Thomas Kuhn (1962) defines a paradigm as ‘what members of a scientific community, and they alone, share’ (Kuhn, 1977, p. 294) and ‘when paradigms change, the world itself changes with them’ (1962, p. 110).

Another important related concept as we examine changes in society is worldview- zeitgeist- which Michel Foucault calls an episteme, and he concludes that it is not possible for people in one episteme to comprehend the way people in another episteme think (Foucault, 1970).

Historically, higher education has seen many global paradigm shifts, with varying degrees of turmoil. The medieval university taught the word of God, and began in monasteries in Europe, and in temples, madrassas and churches in other parts of the world. Essentially elitist and male, it served princes and priests.

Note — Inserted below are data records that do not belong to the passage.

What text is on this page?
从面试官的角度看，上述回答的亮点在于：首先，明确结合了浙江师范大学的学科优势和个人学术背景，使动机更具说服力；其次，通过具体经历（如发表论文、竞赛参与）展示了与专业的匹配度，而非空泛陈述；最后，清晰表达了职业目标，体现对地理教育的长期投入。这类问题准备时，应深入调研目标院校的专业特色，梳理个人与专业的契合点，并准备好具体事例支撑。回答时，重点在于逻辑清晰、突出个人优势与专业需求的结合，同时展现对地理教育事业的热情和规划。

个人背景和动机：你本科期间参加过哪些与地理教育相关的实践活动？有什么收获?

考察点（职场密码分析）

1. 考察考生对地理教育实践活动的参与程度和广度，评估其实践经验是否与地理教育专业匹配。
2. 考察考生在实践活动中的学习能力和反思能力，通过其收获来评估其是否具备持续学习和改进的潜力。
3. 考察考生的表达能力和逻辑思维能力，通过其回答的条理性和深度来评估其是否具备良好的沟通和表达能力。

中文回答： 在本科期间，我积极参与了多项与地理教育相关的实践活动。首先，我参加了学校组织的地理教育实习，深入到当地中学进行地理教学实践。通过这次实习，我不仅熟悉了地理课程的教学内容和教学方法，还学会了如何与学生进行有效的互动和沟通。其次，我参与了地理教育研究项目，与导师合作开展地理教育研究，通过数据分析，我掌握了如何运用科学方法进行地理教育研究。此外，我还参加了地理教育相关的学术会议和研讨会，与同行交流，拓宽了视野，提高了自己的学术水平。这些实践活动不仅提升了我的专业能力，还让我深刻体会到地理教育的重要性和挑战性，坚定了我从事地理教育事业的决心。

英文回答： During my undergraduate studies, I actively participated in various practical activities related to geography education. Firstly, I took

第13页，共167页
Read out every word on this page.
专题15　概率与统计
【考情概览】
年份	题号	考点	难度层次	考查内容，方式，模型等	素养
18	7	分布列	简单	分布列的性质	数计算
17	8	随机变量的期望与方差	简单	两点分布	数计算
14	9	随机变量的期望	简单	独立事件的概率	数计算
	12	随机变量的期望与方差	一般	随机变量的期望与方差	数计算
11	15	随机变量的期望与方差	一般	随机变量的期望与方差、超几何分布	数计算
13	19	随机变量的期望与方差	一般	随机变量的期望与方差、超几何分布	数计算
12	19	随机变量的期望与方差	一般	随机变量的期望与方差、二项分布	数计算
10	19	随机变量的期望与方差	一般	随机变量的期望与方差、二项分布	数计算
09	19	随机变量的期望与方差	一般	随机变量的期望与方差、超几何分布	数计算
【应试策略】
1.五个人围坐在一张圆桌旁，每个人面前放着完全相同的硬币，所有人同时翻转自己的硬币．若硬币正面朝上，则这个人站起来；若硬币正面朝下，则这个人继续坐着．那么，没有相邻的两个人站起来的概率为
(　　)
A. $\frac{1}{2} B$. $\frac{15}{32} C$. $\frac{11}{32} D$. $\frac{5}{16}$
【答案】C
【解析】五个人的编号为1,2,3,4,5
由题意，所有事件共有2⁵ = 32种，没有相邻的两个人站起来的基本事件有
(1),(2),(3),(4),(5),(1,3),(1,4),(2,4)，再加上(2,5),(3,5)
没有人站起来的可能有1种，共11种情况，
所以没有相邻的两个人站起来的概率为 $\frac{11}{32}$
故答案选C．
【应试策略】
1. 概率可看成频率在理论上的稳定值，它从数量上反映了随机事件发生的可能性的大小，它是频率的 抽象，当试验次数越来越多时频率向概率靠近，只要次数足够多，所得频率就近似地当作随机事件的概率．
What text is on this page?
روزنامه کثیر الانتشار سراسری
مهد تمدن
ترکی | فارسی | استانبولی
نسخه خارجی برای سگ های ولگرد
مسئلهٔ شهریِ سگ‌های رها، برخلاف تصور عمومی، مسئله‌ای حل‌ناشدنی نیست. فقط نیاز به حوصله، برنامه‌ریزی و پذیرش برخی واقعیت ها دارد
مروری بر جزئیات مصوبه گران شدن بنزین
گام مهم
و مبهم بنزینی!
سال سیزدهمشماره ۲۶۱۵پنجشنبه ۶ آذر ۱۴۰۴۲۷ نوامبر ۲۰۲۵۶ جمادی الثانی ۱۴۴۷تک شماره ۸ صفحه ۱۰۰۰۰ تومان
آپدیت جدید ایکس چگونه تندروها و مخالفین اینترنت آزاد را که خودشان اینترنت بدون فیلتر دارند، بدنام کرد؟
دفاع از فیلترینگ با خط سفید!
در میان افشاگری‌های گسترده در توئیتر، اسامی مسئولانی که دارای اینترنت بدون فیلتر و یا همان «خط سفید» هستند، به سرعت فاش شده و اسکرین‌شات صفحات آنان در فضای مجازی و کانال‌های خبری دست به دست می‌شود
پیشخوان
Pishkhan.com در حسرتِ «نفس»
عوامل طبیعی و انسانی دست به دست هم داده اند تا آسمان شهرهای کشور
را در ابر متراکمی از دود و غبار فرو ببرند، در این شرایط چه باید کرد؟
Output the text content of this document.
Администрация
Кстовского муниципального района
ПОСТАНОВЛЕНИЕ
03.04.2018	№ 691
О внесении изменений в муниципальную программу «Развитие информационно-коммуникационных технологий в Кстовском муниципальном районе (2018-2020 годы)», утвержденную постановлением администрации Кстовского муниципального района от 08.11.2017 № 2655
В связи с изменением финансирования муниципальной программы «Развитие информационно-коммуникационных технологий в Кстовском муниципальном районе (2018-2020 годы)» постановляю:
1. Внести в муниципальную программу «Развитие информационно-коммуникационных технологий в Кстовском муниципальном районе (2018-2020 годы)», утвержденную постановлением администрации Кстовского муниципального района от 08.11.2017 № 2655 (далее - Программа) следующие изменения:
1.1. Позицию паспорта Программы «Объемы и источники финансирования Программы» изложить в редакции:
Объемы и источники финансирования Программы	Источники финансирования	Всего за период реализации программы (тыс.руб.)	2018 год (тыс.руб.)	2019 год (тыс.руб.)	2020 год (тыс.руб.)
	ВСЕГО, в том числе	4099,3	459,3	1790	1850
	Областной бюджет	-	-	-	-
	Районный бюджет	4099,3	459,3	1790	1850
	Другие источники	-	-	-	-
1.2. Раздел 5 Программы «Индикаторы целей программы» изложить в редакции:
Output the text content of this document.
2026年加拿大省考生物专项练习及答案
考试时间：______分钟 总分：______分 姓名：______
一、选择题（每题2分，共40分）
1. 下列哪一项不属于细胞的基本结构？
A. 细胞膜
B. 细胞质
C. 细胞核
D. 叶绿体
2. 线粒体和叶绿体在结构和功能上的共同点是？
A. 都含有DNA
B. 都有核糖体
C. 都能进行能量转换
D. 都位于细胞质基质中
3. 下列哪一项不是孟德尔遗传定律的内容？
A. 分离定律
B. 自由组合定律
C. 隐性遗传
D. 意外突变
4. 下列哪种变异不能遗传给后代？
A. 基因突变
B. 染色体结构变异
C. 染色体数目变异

The emergence of communications technologies especially the printing press and the railways gave birth to industrialisation and nation states. The medieval university moved from explaining the world in terms of God’s word to become part of the structure of the industrial age explaining reality in terms of scientific rationalism catering for a nation’s managerial and professional elite, and gradually included women. This is the paradigm of national higher education that we know today. However, with the developments of the Internet, the World Wide Web, broadband, digitalisation, wireless, satellite, mobile telephony and new applications of virtual reality, HyperReality and artificial intelligence to build collaborative, immersive simulated e-learning environments, higher education is once again undergoing a paradigm shift. As technologies add new global perspectives, universities worldwide face new challenges at a time of unprecedented demand for higher education.

The prefix ‘e’ or ‘E’ to most human transactions such as e-commerce, e-shopping, e-medicine and e-learning is a phenomenon of the 1990s as these activities go online as the Internet expands in depth and reach. Shannon and Weaver’s communications model (1949) depicts a transaction, where the sender of the information/message and the destination/recipient are separated by physical distance or time, and information, and communications technologies (ICTs) provide the link and in e-commerce for example, between seller and buyer. A Google search in February 2008 on the term ‘e-learning’ reveals no precise definition for this term and covers online learning, computer-based training and web-based learning. In the context of this chapter e-learning, based on distance education concepts is defined as Internet based learning available to anyone, anytime, anywhere in text, audio, video and animation both synchronously and asynchronously where teacher and learner in virtual classes are not co-located.

A Virtual Roundtable in 2000 involving four experts in the field including Jaron Lanier concluded that the e-learning revolution is not about computers but it’s about communication for intergenerational discourse. Education is a kind of communication and shares some characteristics. Both are information intensive activities, and both rely on ICTs to link teachers and learners, where teachers help learners to apply knowledge to real-life problems. In the conventional modern universities, this process takes place as teachers and learners came together in classrooms using transport technologies. In e-learning in virtual universities, the Internet, virtual reality, HyperReality, Croquet and other emerging immersive technologies such as SecondLife bring teachers, learners, knowledge and problems/subject of enquiry together and so effect the process of education (Tiffin & Rajasingham, 1995; 2003). It is suggested that this constitutes a new paradigm from which higher education might be constructed in a knowledge society.